Andrew Schwab, president and chief executive officer of Blue Shoe, tells Local Tech Wire, “One of the greatest difficulties we face is getting people with top secret clearances. Getting someone cleared can take more than a year.”

Blue Shoe currently employs 24 people, 21 in the Triangle.

The company provides professional technology services to largely government and military clients such as the U.S. Army at Fort Bragg. Founded in 1995 and privately funded, the company recently landed additional government contracts and expects to continue growth throughout this year, Schwab says.

The market for people with top secret clearance got tighter after 9-11 and will probably remain so for a few years. “Then the market may right itself, and supply will meet demand” says Schwab.

People with clearance are necessary so they can get the unfettered access to the military facilities they need to complete some of Blue Shoe’s work.

He says the company’s average contracts are mostly in the hundred thousands range and its annual revenue is under $10 million.

Blue Shoe does the usual range of tech consultant chores for its clients, dealing with different types of complex software and IT solutions. It has done a lot of work in e-learning and distance learning, Schwab says.

The company has recently started seeking clients for its information assurance services, providing network and information technology security. That, Schwab says, “Is all about defending information systems by making sure there are policies and technologies in place to protect it.”

Blue Shoe does assessments, certification and training in information assurance, essentially protecting IT resources.

Schwab says that the company plans to expand its marketing to commercial companies for that and other services. “This may be more important in the federal space, but it’s becoming important in the commercial space, too, due to legislation requiring companies to be aware of how their systems are protected and managed. It’s becoming a critical job.”

Schwab notes that Blue Shoe is independent of software or hardware products. “A lot of companies represent different products and try to shoehorn them into a solution. We use all sorts of off-the-shelf products, but we don’t have any preferred offering.”

Bronto lands clients

Bronto Software (formerly Bronto Mail) added 48 new clients in the first quarter this year, says Joe Collopy, president.

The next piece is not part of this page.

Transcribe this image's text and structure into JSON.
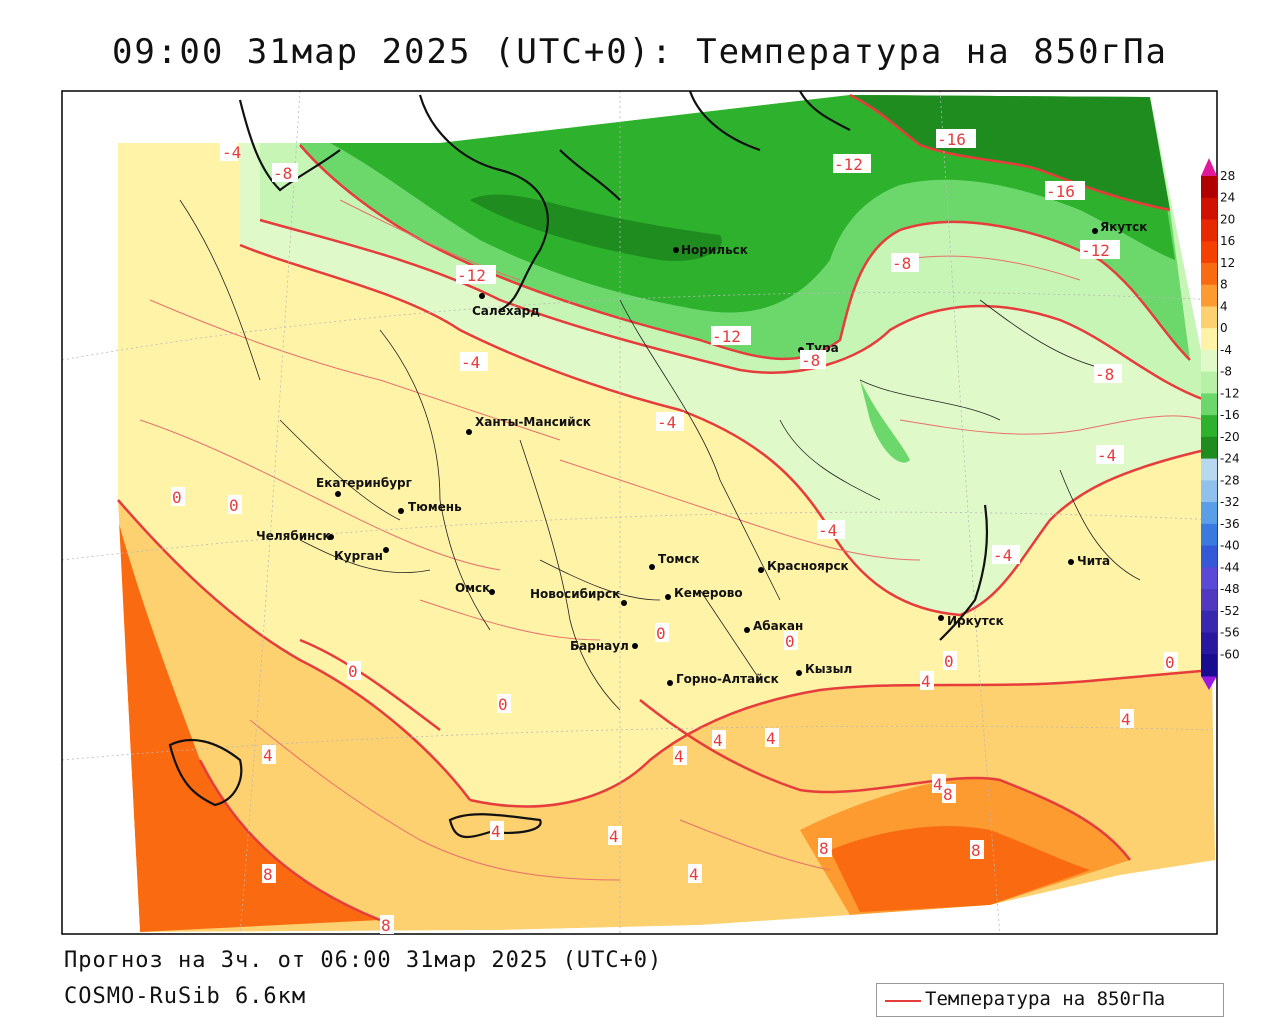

“They included Kenan Flagler Business School, Tekelec and the Massachusetts Health Association,” he says. “We’re coming into our own a bit.”

The company sells Web-based email management software for lists, newsletters, surveys and other customer relationship management purposes. Both Collopy and his partner left Red Hat to found the company. Collopy suggests that to some extent, Red Hat seeds startup development in the Triangle the way Microsoft and other successful tech companies have elsewhere.

Bronto’s 150 clients include companies, universities, and non profits worldwide, Collopy says.

He also says that Bronto plans to move into the Downtown Durham American Tobacco Building in June. Intersouth Partners follows in October.

Bronto’s Web site also says the company is hiring.

Inspiring walk

Inspire Pharmaceuticals and the Carolinas Chapter of the Cystic Fibrosis Foundation (CFF) are hosting the first annual Great Strides fundraising walk in Research Triangle Park April 22.

Free food and refreshments as well as live entertainment from The Retros, a popular local band, are planned for the walkers. Companies and individuals may participate or offer their support by contacting Katie Schmitt at (919) 845-2155.

“This is an outstanding opportunity for Inspire Pharmaceuticals and other RTP-based businesses to give back to the community,” said Christy Shaffer, Ph.D., CEO of Inspire.

Other companies supporting the first annual RTP Great Strides Walk include Cardinal Health, Carvel Ice Cream, Cisco Systems, Damons Grill, GlaxoSmithKline, IBM, ISA, Marriott, PPD, RTI International, SRK Communications, and TriProperties.

CFF is also partnering with Inspire Pharmaceuticals to host An Evening with Master Chefs on Sunday, April 18.